La première occupation d’une maison communale à Schaerbeek date de 1829. Aujourd’hui détruite, elle se situait au coin de l’actuelle avenue Louis Bertrand et de la chaussée de Haecht. Les problèmes liés à l’apparition du choléra amènent les responsables communaux à y établir un hôpital. En conséquence, le 13 août 1849, le Conseil décide de louer un espace pour les services administratifs au n°24 rue Saint-Paul. Ce bâtiment, situé à l’emplacement exact du début de la rue Royale Sainte-Marie, derrière l’église du même nom, fonctionnera jusqu’en 1864.
Het eerste gebruik van een gemeentehuis in Schaarbeek dateert uit 1829. Het gebouw bestaat nu niet meer, maar bevond zich op de hoek van de huidige Louis Bertrandlaan en de Haachtsesteenweg. De problemen in verband met een uitbraak van cholera brachten de gemeentelijke verantwoordelijken ertoe om er een ziekenhuis in onder te brengen. Daarom besloot de gemeenteraad op 13 augustus 1849 om in de Sint-Paulusstraat 24 een ruimte te huren voor haar administratieve diensten. Dit gebouw, precies gelegen op de plaats waar de Koninklijke Sinte-Mariastraat begint, achter de kerk met dezelfde naam, werd tot in 1864 gebruikt.
Mais un projet d’ouverture de la rue Royale, qui fait disparaître la rue Saint-Paul, oblige les mandataires schaerbeekois à chercher une troisième implantation. D’autre part, l’augmentation de la population représente également un facteur essentiel dans la volonté de fournir un espace de services plus adéquat au citoyen. L’administration acquiert dans ce but un immeuble au 81 rue des Palais.
Maar toen de Koningsstraat werd doorgetrokken en zo de Sint-Paulusstraat deed verdwijnen, moesten de Schaarbeekse mandatarissen op zoek naar een derde locatie. Anderzijds speelde de bevolkingsgroei ook een sleutelrol bij het verlangen om een meer aangepaste plek te vinden om de burger van dienst te zijn.

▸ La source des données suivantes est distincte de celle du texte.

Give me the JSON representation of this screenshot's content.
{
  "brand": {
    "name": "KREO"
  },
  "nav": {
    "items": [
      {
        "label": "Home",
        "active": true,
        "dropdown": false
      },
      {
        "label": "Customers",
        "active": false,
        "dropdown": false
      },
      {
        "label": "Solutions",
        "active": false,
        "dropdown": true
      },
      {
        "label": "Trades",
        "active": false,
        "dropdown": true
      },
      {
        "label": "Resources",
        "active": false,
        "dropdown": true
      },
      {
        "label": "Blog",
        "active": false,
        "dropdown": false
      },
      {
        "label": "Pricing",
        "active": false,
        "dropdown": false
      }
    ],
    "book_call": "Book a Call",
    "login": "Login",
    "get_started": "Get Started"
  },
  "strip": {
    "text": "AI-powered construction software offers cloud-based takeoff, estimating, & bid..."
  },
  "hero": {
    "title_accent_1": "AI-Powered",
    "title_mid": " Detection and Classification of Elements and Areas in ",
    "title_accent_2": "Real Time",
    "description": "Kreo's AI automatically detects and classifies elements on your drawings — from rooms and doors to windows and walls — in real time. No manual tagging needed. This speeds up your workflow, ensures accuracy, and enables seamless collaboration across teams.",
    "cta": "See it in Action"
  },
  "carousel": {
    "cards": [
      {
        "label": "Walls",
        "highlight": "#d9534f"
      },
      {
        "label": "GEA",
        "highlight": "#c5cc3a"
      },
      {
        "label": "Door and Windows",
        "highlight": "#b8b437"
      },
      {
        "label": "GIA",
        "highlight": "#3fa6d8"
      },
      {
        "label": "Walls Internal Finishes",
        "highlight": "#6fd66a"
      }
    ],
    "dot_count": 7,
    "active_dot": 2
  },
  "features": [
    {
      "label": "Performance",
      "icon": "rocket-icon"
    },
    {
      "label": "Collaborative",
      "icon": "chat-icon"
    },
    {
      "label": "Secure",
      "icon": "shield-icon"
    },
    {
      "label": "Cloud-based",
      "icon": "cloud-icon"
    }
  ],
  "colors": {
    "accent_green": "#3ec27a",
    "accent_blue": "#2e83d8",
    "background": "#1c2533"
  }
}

Hiertoe kocht het gemeentebestuur een gebouw in de Paleizenstraat 81.
[Rue des Palais, le bâtiment à côté de la justice de paix a servi de maison communale de 1864 à 1887 avant de devenir une école professionnelle et ménagère, carte postale, Fonds iconographique, Archives communales de Schaerbeek | Het gebouw naast het Vredegerecht in de Paleizenstraat deed van 1864 tot 1887 dienst als gemeentehuis, alvorens het een beroeps- en huishoudschool werd, ansichtkaart, Iconografische verzameling, Gemeentearchieven van Schaarbeek]
Dès 1871, le manque de place de la maison communale de la rue des Palais se fait sentir. Le projet d’agrandir le bâtiment n’est pas envisageable aux yeux du Conseil, qui décide donc que Schaerbeek se dotera d’une structure nouvelle. En raison de difficultés financières, il faudra attendre février 1881 pour que le Conseil approuve la construction d’un hôtel communal. Reste la question de l’emplacement. Le Conseil opte pour le centre d’un nouveau quartier à peine bâti et destiné à se développer autour de la rue Royale Sainte-Marie, entre l’église Saint-Servais et la Cage aux Ours.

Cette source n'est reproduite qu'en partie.